Information lifecycle management (ILM) is a policy-based approach to the handling of data, from the moment of the data’s creation until the time the organization removes it from all repositories. ILM is an aspect of data governance.
Information Lifecycle Management vs Data Lifecycle Management
Information Lifecycle Management (ILM) and Data Lifecycle Management (DLM) are often used interchangeably, as they are both policies that cover an organization’s data.
However, there is a distinction between the two. ILM is fundamentally about information, which includes both digital data values and information stored physically. For example, a customer’s name and address are items of information. ILM policy determines the handling of such information, including on outgoing letters.
DLM is similar, but it focuses on files containing data. A customer relationship management database would fall under DLM policy. In contrast, the values stored in the database would be an ILM matter.
What are the Stages of the Information Lifecycle?
Data exists in a six-stage lifecycle:
First, an event must create data within the organization’s system. This event can happen in several ways, such as:
- Manual creation: This occurs when a user enters data manually into the system.
- Data ingestion: This is the importation of data from another data source, such as an external database.
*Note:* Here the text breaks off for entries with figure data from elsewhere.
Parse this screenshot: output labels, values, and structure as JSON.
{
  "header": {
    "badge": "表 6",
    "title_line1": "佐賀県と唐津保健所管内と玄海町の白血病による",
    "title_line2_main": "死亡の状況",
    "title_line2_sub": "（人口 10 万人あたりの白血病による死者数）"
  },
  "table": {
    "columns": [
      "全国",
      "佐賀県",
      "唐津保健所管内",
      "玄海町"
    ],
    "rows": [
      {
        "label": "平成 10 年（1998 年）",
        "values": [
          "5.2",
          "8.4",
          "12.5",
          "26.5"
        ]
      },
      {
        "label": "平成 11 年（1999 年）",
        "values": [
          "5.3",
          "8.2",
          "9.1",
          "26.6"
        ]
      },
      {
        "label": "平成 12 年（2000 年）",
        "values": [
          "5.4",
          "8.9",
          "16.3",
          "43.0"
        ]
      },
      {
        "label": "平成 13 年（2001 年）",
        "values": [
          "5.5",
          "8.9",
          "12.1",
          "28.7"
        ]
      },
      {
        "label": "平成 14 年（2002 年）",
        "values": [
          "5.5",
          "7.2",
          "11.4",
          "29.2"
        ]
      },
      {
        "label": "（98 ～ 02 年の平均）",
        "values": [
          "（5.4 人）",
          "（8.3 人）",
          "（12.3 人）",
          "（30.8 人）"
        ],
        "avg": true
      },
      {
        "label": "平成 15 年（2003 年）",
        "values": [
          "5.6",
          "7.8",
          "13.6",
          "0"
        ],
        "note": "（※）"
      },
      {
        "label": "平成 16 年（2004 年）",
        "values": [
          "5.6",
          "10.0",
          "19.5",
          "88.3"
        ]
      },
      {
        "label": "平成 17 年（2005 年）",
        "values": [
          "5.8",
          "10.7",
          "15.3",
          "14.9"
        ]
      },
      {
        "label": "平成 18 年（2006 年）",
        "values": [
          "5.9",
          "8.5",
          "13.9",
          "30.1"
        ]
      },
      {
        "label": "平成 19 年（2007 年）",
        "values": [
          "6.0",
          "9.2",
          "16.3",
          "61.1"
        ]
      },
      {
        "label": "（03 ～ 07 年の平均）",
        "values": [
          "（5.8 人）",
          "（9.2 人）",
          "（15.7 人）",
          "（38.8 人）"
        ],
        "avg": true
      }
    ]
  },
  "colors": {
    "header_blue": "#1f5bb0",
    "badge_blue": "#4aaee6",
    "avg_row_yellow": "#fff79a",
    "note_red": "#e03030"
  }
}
- Automatic generation: A device or system generates data automatically, which is then transferred into the organization’s database. Internet of Things data and network statistics are examples of generative data.
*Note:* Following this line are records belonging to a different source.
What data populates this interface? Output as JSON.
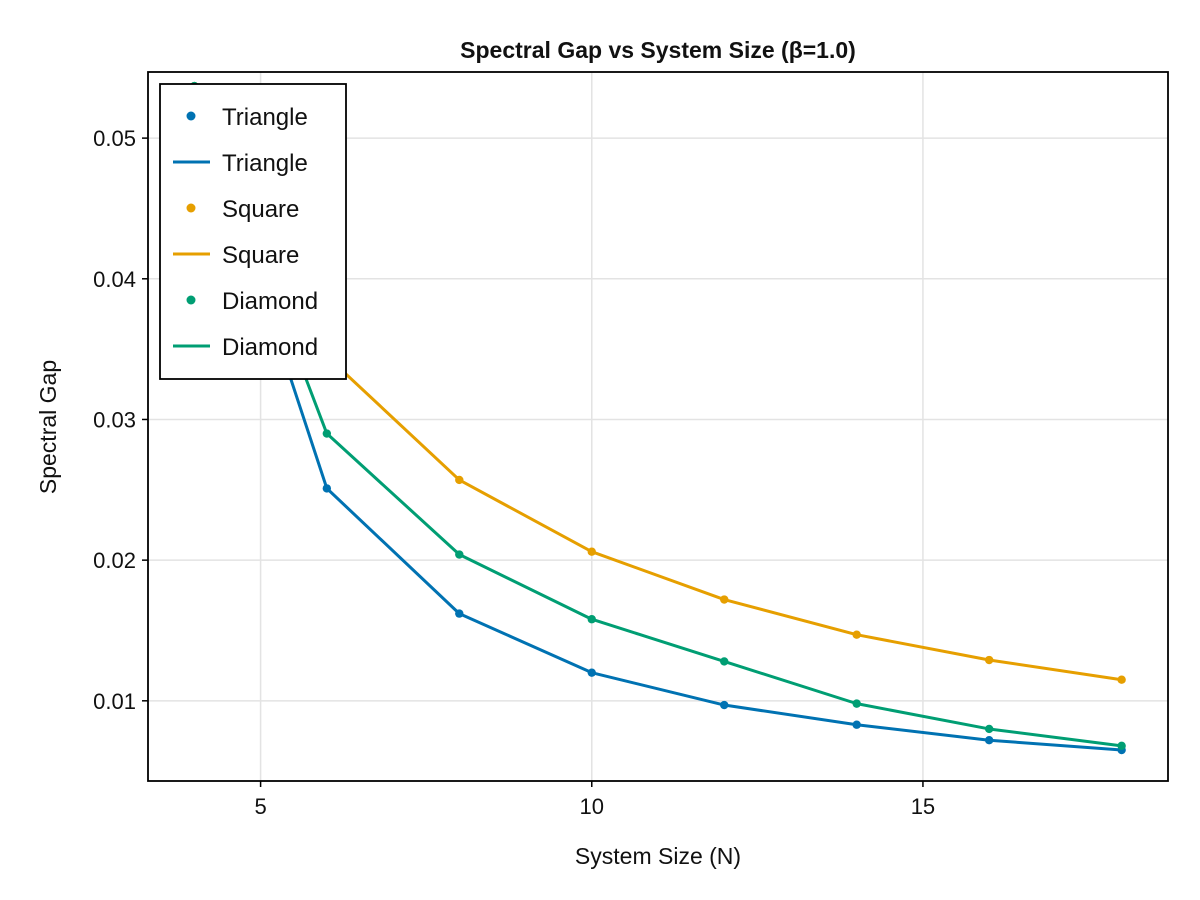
{
  "chart_data": {
    "type": "line",
    "title": "Spectral Gap vs System Size (β=1.0)",
    "xlabel": "System Size (N)",
    "ylabel": "Spectral Gap",
    "xlim": [
      3.3,
      18.7
    ],
    "ylim": [
      0.0043,
      0.0547
    ],
    "xticks": [
      5,
      10,
      15
    ],
    "xtick_labels": [
      "5",
      "10",
      "15"
    ],
    "yticks": [
      0.01,
      0.02,
      0.03,
      0.04,
      0.05
    ],
    "ytick_labels": [
      "0.01",
      "0.02",
      "0.03",
      "0.04",
      "0.05"
    ],
    "grid": true,
    "legend_position": "top-left",
    "x": [
      4,
      6,
      8,
      10,
      12,
      14,
      16,
      18
    ],
    "series": [
      {
        "name": "Triangle",
        "color": "#0072B2",
        "values": [
          0.0537,
          0.0251,
          0.0162,
          0.012,
          0.0097,
          0.0083,
          0.0072,
          0.0065
        ]
      },
      {
        "name": "Square",
        "color": "#E69F00",
        "values": [
          0.0537,
          0.0345,
          0.0257,
          0.0206,
          0.0172,
          0.0147,
          0.0129,
          0.0115
        ]
      },
      {
        "name": "Diamond",
        "color": "#009E73",
        "values": [
          0.0537,
          0.029,
          0.0204,
          0.0158,
          0.0128,
          0.0098,
          0.008,
          0.0068
        ]
      }
    ],
    "legend_entries": [
      {
        "label": "Triangle",
        "kind": "marker",
        "series": 0
      },
      {
        "label": "Triangle",
        "kind": "line",
        "series": 0
      },
      {
        "label": "Square",
        "kind": "marker",
        "series": 1
      },
      {
        "label": "Square",
        "kind": "line",
        "series": 1
      },
      {
        "label": "Diamond",
        "kind": "marker",
        "series": 2
      },
      {
        "label": "Diamond",
        "kind": "line",
        "series": 2
      }
    ]
  }
}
- Metadata: This is data about data. Metadata describes another database or provides information about files stored elsewhere.
- Analytics data: Analytics tools generate substantial data that falls under ILM policy. For example, regression analysis may create new information about a customer’s future purchases.
New data may not be immediately compatible with other systems within the infrastructure. For this reason, data generally passes through an integration process to prepare it for its destination.
Examples of such processes include:
- Data transformation: Data goes through a mapping process from its current schema into a new schema that is compatible with the destination.
- Data cleansing: The system removes corrupt, empty, and duplicate values to ensure data integrity.
- Data integration: New data merge with other data sources to produce more detailed records. This may involve the replacement of some values with information from other sources.
- Data enrichment: An user or process appends additional data to the record to produce more detailed information. For example, a company might have a customer database, which they enrich by adding phone numbers to each file.
Data may pass through a transformation layer multiple times during its lifecycle. For example, the Extract, Transform, Load process transforms data before the disposition stage.
Most data exist for use as part of some process. For example, when a customer places an order, they create order information. This information is then passed to the logistics system for fulfillment, and to the payment system for payment processing.
The application stage usually involves fresh data, although sometimes a system may need to recall older data to fulfil an action. ILM policy must ensure that all users and processes receive data that is:
- Accurate: Information should be accurate to the best of the organization’s knowledge.
- Clean: Data should be free of any errors, duplications, or corrupt values.
- Recent: All information should be the most recent version, with timestamps to indicate the data’s recency.
- Complete: Search results should provide all relevant information.
- Available: Users and processes should be able to access any data they need when they require it, with minimal delay.
Many organizations focus on this phase of the lifecycle, as it’s the one that most impacts productivity and service. However, there are three other equally important stages after this.
Data sometimes needs to leave the organization. For example, in the run-up to tax seasons, companies may send their financial data to an accounting firm.
Dissemination, or publication, is a one-way process. Once the data exists elsewhere, the organization no longer has any control. For this reason, data dissemination must be:
- Secure: External dissemination of data always involves a degree of risk. ILM policy should specify acceptable channels for data publication.
- Standardized: The data must be in a format that’s useable at the destination. Some organizations use EDI (Electronic Data Interchange) protocols for standardized B2B transfers of data.
- Traceable: Organizations should document all dissemination so that auditors can see precisely how and when third parties received data.
When dissemination occurs, it creates a whole new information lifecycle at the destination.
When data is not in use, organizations will often move data to a dedicated repository. These repositories can take many forms, but there are two main structures used to store large quantities of data:
- Data warehouse: This is a large relational database repository used to store mass quantities of structured data. Information typically passes through a transformation process, such as Extract, Transform, Load (ETL).
- Data lake: A data lake stores structured and unstructured data. Information is not transformed during ingestion. Instead, the lake uses an Extract, Load, Transform (ELT) process, where analysts can transform data if they need to.
Organizations might need to hold data for a certain amount of time. For example, financial records and customer data often have legally mandated minimum and maximum storage times.
Data removal may occur when the organization confirms that it no longer requires the data for any purpose. It may also occur in response to a removal request made under privacy laws such as GDPR.
ILM policy will typically include a method for documenting activity that occurs during the data lifecycle. This may be a manual record, or it may exist in the form of metadata, such as data lineage. This record is important in the final step of the information lifecycle, as it allows the organization to track any data replication that may have occurred during the information lifecycle. The record will also give details of any data disseminated to an external database.
These records sometimes exist in the form of manual logs, such as an Excel spreadsheet. For larger data sets, platforms may automatically record data lineage metadata.